À la lumière des exemples cités par Tolkien et redonnés en introduction du présent essai, on pourrait être amené à penser que le prénom Hob, que l’on retrouve à plusieurs reprises attribué à différents personnages dans Le Seigneur des Anneaux, pourrait être de ceux-là.

Le Hob qui nous intéresse en premier lieu est celui que Frodo et Compagnie rencontrent physiquement au retour de leurs aventures.

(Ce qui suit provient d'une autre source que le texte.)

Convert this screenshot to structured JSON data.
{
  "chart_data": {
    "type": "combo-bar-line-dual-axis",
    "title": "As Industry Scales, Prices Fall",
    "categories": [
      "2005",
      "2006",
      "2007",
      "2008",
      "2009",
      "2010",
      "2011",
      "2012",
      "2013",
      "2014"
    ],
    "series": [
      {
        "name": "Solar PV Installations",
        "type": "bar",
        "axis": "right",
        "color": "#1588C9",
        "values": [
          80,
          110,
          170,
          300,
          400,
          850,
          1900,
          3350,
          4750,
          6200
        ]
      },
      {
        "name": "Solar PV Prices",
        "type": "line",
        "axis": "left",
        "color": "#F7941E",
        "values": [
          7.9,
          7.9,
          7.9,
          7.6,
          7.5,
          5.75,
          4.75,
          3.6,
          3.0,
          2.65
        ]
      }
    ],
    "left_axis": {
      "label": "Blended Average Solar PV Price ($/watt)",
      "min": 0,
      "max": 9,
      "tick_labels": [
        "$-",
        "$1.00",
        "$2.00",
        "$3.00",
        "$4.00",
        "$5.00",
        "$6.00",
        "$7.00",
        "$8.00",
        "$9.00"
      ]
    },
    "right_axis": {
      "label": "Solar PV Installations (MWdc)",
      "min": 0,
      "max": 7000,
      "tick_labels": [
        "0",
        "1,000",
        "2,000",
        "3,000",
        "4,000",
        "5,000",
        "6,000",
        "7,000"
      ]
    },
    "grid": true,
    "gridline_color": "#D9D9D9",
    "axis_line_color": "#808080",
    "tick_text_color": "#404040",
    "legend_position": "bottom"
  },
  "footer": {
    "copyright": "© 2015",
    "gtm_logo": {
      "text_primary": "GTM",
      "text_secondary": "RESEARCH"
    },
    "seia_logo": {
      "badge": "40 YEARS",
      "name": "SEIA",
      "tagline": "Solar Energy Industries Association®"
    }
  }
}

Il s’agit de Hob Gardeclôture (Hob Hayward, en anglais), le gardien de l’entrée du Pays de Bouc3).

Dans la Nomenclature du Seigneur des Anneaux rédigée à la fin des années 60 par J. R. R. Tolkien pour orienter les travaux de traduction de son célèbre roman, le terme d’official « fonctionnaire, employé » est utilisé pour désigner le statut de ce personnage4).

Cependant, si on regarde de plus près le prénom Hob, on peut l’identifier dans ce cas comme la possible contraction dialectale du mot hobbler ou hobiler un mot rare emprunté au vocabulaire guerrier moyen-anglais5) qui désigne le milicien, l’homme de main (dans le sens de mercenaire), parfois doté d’une monture.

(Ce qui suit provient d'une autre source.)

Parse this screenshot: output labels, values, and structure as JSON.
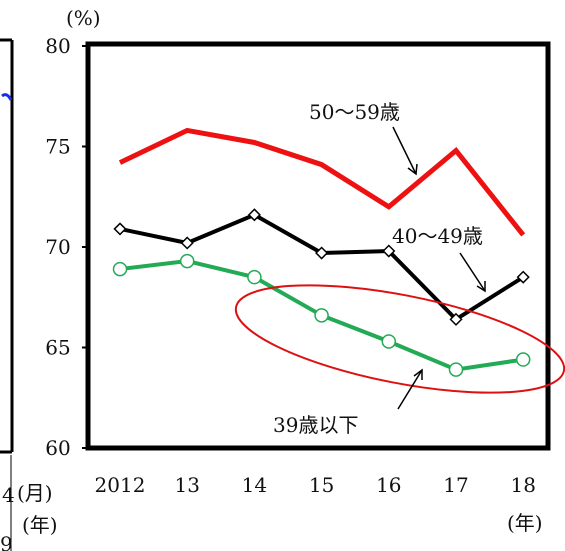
{
  "chart_data": {
    "type": "line",
    "ylabel": "(%)",
    "xlabel": "(年)",
    "ylim": [
      60,
      80
    ],
    "yticks": [
      60,
      65,
      70,
      75,
      80
    ],
    "categories": [
      "2012",
      "13",
      "14",
      "15",
      "16",
      "17",
      "18"
    ],
    "grid": false,
    "series": [
      {
        "name": "50〜59歳",
        "color": "#ee1111",
        "marker": "none",
        "values": [
          74.2,
          75.8,
          75.2,
          74.1,
          72.0,
          74.8,
          70.6
        ]
      },
      {
        "name": "40〜49歳",
        "color": "#000000",
        "marker": "diamond",
        "values": [
          70.9,
          70.2,
          71.6,
          69.7,
          69.8,
          66.4,
          68.5
        ]
      },
      {
        "name": "39歳以下",
        "color": "#22aa55",
        "marker": "circle",
        "values": [
          68.9,
          69.3,
          68.5,
          66.6,
          65.3,
          63.9,
          64.4
        ]
      }
    ]
  },
  "fragment": {
    "month_label": "(月)",
    "year_label": "(年)",
    "digit_top": "4",
    "digit_bottom": "9"
  },
  "annotation_ellipse_color": "#dd1111"
}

Le Pays de Bouc est une région comptée à part dans l’ordonnancement de la Comté et il ne bénéficie pas de la présence d’un corps organisé de shirriffs et de frontaliers comme les quartiers de la Comté. Le gardien de clôture-hobiler remplit donc cette fonction de surveillance pour le compte des maîtres du Pays de Bouc. Nous pouvons noter ici que dans l’Angleterre médiévale, le Hayward, était l’homme de confiance du seigneur du manoir dont il dépendait. C’est très certainement comme une allusion à cette situation particulière issue de la société traditionnelle anglaise que Tolkien a voulu ajouter par le truchement du prénom Hob, un petit côté « mercenaire » à son employé-gardien de clôture.

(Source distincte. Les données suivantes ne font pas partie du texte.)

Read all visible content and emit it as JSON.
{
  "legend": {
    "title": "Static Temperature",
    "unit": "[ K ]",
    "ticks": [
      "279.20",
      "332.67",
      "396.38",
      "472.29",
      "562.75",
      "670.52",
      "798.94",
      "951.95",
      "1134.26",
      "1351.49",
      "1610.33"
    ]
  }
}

Parmi la foule des Hobbits du Légendaire, un deuxième Hob se présente à nous. il s’agit de Hob Gammidge le Cordier, un ancêtre de Sam. Dans le contexte familial évoqué à la fois dans les arbres généalogiques6) de la famille Gamegie et dans les pages du Seigneur des Anneaux7), le terme hob pourrait ici être éventuellement le diminutif d’un autre mot anglais désuet : Hobbler (ou hobler)8). En effet ce terme désignait autrefois les hommes chargés de tirer les navires avec de longues cordes depuis les chemins de halage des rivières et des canaux d’Angleterre. Nous n’imaginerons pas Hob Gammidge à la tête d’un groupe de bateliers tirant à la bricole un improbable chaland d’eau sur une petite rivière de la Comté, mais nous pourrions cependant noter qu’il n’y a qu’un pas de la longue corde de halage à l’activité familiale de cordier, dont Hob est un des premiers représentants. Un pas que Tolkien aurait pu s’amuser à franchir…

Cette allusion capillotractée au métier de Hob Gammidge permet une habile transition vers le second prénom qui attire notre attention dans cet essai : celui de son petit fils Andwise.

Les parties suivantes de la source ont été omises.